The MDGs are a set of eight targets that aim to tackle a host of global ills such as extreme hunger and poverty, gender inequality in education, maternal and infant mortality and others, all by 2015.

The continent had to tend to its own housekeeping, she acknowledged, but would need help, much like the post-World War II Marshall Plan for Europe, to "break out of the vicious circle in which history has squarely placed it."

Having attracted investment which focused mainly on extractive industries and not on infrastructure-building, the vital transport and other infrastructure would not now be present even if important market access was opened, Ms. Tibaijuka said.

She said much of Africa's infrastructure development was suspended after World War I when Germany lost its colonies, including her own country, Tanzania. "After independence, the expected resources never materialized."

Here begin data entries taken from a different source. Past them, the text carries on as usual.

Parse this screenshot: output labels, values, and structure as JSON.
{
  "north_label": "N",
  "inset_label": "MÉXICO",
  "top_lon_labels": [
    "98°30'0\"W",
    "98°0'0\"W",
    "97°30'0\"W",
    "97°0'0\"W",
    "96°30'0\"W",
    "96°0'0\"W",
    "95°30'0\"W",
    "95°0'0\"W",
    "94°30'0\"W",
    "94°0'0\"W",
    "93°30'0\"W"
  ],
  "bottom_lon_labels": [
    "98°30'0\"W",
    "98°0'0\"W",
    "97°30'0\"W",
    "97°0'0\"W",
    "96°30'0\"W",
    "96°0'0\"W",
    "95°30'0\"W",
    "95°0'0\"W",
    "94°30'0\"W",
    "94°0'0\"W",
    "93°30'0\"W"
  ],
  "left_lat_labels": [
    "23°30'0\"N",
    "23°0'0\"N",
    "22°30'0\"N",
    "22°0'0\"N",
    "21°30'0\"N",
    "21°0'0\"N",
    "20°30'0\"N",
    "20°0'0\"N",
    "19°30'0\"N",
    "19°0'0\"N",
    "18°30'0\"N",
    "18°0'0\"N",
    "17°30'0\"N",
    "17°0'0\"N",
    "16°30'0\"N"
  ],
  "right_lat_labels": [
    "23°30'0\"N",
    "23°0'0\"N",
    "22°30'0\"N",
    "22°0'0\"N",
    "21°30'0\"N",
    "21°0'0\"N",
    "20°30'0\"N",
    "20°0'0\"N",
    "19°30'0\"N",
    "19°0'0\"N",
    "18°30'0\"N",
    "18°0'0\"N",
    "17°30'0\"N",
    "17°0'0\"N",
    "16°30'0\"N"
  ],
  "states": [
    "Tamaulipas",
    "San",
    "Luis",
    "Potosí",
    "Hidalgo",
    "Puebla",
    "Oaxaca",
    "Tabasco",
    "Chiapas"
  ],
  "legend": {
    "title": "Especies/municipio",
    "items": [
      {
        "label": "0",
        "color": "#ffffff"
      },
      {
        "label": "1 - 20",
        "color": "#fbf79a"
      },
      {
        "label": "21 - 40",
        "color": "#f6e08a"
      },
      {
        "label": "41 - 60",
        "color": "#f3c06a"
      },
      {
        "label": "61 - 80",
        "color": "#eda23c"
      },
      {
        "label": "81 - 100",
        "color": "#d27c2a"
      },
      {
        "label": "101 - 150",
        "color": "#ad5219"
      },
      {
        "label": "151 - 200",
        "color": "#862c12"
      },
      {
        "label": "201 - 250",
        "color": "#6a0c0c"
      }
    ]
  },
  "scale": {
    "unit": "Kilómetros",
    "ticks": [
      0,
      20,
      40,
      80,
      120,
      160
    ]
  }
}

Africa could not manage on its own in an international environment that was not supportive, she said.

Illustrating the negative environment, she said some African leaders "are believed to be corrupt, but nobody asks who is corrupting them. They are supposed to have stolen money, but nobody asks who is banking that money."

"A more supportive international environment is needed whereby even if one wished to abuse one's position, the global checks and balances would make it difficult to do so," she added.

Ms. Tibaijuka and the head of the UN Economic Commission for Africa (ECA), KY Amoako, are two of the nine Africans on the year-old 17-member panel, and participate in their own capacity as African leaders.